Code Parsing and Planning: Analyzes Python decorators and SQL statements to build a logical DAG of functions and package dependencies.
Metadata Resolution: Uses the Iceberg catalog to determine the exact state of tables, branches, and commits necessary for execution.
Plan Compilation: Generates an optimized physical execution plan, specifying exactly how functions will run and communicate.
Data Plane (Managed or BYOC)¶
The Data Plane executes your functions securely and efficiently within isolated, tenant-specific environments.
Serverless Runtime: Spins up ephemeral containers for each function invocation, optimized for fast startup and minimal overhead.
Data Movement: Shares data between functions through zero-copy Arrow tables (within hosts) or over high-performance Arrow Flight (across hosts).
Scheduling and Caching: Dynamically schedules functions to maximize resource usage and caches results to accelerate repeated data accesses.

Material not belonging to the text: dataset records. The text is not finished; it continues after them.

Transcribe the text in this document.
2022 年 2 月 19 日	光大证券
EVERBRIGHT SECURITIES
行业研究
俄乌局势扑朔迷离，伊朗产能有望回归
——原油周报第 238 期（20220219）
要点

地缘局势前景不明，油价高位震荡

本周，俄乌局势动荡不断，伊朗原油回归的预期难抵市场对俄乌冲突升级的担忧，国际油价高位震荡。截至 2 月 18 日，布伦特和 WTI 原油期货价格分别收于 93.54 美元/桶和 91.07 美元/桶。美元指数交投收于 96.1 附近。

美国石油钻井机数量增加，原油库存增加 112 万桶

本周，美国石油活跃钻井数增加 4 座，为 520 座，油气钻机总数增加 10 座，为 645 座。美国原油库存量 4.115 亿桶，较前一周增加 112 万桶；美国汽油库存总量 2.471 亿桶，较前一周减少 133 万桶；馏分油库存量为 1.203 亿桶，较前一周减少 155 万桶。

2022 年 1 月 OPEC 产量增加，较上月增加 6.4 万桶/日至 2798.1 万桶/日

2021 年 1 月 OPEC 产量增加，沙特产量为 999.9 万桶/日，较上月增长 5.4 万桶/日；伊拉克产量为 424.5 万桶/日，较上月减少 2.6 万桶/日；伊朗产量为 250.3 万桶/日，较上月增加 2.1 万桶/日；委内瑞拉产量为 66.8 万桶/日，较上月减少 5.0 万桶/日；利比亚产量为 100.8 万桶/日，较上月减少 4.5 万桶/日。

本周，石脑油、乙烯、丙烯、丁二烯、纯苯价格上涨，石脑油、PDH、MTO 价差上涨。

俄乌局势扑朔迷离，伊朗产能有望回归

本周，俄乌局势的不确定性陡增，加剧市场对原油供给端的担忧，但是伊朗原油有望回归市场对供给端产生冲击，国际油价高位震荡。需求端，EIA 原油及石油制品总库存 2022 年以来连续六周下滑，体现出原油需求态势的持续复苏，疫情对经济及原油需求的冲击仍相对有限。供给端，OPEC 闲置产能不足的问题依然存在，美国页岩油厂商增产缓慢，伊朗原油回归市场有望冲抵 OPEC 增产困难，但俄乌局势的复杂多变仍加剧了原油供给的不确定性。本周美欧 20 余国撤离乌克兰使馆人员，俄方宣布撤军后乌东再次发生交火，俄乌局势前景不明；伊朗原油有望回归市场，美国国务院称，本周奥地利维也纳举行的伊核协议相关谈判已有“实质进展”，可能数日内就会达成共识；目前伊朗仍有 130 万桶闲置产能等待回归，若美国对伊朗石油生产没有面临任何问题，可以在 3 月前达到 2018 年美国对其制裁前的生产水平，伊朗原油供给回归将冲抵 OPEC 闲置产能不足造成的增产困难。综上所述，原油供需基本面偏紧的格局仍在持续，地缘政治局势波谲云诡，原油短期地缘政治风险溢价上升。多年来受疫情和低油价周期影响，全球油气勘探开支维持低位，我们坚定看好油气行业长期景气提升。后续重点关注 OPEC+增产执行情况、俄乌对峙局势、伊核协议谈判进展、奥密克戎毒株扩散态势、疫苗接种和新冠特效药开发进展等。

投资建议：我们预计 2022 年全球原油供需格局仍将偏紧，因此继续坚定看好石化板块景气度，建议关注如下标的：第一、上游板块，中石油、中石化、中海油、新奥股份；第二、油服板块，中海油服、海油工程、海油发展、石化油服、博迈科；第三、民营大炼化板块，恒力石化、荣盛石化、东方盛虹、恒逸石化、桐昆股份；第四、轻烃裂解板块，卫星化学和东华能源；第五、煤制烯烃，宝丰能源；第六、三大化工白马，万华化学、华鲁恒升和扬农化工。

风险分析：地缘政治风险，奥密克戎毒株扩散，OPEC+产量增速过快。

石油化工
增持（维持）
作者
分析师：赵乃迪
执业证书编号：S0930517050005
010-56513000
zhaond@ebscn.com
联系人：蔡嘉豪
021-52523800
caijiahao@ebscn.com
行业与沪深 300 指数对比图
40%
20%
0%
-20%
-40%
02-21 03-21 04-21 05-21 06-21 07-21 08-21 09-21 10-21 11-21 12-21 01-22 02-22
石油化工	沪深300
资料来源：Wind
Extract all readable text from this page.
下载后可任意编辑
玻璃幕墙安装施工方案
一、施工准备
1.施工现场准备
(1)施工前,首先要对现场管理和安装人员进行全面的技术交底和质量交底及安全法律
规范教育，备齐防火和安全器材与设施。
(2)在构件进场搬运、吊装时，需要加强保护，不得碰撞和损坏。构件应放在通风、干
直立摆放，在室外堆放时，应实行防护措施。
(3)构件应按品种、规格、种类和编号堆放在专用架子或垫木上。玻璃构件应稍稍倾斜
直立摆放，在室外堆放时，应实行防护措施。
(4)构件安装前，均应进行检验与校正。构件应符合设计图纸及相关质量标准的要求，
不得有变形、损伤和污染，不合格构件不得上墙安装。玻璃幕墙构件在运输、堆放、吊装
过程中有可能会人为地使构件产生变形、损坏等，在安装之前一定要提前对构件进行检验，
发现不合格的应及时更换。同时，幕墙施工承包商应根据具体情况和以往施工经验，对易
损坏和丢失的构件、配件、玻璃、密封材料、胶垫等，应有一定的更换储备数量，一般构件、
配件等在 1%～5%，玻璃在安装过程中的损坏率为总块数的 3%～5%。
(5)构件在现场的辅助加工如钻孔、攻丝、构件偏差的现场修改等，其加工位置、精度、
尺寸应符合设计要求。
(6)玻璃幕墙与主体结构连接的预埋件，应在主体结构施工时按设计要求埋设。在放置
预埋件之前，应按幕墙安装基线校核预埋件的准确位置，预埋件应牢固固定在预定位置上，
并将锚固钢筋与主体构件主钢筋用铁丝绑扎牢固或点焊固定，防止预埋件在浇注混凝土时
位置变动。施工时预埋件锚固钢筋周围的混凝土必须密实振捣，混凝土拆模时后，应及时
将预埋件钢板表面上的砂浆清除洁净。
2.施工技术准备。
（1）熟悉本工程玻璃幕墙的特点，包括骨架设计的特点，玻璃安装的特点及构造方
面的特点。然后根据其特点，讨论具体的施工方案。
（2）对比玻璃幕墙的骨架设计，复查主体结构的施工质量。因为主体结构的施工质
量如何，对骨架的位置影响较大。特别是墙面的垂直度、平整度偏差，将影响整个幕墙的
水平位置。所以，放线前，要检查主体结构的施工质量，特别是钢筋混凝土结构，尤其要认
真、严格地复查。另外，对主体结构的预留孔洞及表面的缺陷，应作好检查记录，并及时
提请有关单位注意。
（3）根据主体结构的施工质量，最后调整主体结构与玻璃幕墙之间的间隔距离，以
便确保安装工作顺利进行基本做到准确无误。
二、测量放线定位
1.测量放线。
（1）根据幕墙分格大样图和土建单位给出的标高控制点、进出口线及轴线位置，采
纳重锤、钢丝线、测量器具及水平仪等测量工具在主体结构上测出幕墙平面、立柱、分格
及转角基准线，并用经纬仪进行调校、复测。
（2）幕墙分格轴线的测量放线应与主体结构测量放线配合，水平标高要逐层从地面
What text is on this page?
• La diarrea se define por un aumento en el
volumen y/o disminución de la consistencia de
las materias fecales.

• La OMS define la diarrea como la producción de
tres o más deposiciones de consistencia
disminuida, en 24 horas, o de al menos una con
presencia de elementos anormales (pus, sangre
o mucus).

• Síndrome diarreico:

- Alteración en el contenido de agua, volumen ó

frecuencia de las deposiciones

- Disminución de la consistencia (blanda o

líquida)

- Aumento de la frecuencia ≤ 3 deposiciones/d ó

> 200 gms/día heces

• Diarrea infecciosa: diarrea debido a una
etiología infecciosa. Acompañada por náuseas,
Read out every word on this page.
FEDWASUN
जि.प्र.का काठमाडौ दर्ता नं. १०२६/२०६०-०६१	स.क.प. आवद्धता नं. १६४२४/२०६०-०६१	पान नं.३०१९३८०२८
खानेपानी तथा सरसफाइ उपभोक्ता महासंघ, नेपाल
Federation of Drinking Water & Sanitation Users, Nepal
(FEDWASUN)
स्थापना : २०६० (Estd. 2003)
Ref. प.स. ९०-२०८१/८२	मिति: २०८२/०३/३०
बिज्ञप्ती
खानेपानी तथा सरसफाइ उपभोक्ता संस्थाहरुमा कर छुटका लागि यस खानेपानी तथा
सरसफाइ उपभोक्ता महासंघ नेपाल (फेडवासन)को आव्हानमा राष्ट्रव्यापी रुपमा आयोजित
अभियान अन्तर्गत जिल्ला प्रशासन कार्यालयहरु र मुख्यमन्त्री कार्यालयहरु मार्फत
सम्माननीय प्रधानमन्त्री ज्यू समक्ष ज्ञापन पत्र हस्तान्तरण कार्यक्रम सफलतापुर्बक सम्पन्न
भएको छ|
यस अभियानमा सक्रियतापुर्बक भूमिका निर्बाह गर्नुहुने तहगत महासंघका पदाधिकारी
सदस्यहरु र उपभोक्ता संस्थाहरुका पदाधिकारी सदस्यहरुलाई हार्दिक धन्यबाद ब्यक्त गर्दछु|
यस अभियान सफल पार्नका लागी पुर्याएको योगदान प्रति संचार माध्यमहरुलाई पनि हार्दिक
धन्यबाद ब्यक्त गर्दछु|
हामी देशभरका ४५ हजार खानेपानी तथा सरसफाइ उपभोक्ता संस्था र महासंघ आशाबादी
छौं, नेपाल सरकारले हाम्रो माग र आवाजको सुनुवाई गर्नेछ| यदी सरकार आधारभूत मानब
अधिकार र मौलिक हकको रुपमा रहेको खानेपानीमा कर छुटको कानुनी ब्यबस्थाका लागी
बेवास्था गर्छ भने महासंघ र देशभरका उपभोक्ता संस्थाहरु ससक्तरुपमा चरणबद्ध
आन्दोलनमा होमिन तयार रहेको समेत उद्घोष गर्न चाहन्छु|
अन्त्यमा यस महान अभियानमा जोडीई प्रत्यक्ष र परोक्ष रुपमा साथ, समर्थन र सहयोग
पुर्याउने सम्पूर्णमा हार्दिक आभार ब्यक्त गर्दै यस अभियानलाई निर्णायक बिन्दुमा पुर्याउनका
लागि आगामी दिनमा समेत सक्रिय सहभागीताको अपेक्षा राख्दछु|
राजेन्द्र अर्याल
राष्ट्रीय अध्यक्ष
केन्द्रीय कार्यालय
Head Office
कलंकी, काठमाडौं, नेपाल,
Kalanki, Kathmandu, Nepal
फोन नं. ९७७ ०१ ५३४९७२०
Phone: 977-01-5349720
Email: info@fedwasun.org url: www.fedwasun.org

Storage Layer (User-owned)¶
Bauplan interacts directly with your existing object storage, ensuring you retain full control of your data.
Open Formats: Uses open standards (Parquet) to store data in your own S3 or compatible buckets.
Iceberg Tables and Branching: Organizes data into Iceberg tables with Git-like branches, enabling safe experimentation and reliable CI/CD workflows.
Immutable Metadata: Tracks all operations through an Iceberg catalog, ensuring versioning, reproducibility, and full auditability.
Architectural Flow¶
The diagram below illustrates the flow from local development to execution and data storage:
┌───────────────────────┐
| Bauplan CLI / SDK |
| (Local) |
└───────────────────────┘
|
|
┌───────────▼───────────┐
| Control Plane |
| (Multi-tenant) |
| - DAG Planning |
| - Metadata Handling |
└───────────────────────┘
|
|
┌───────────────▼───────────────┐
| Data Plane |
| (Single-tenant) |
| - Serverless Function Runtime |
| - Apache Arrow Data Streams |
| - Caching & Function Schedule |
└───────────────────────────────┘
|
|
┌───────▼────────┐
| Iceberg Catalog|
| (Branches) |
└────────────────┘
|
|
┌───────▼────────┐
| Object Storage |
| (Parquet, CSV) |
└────────────────┘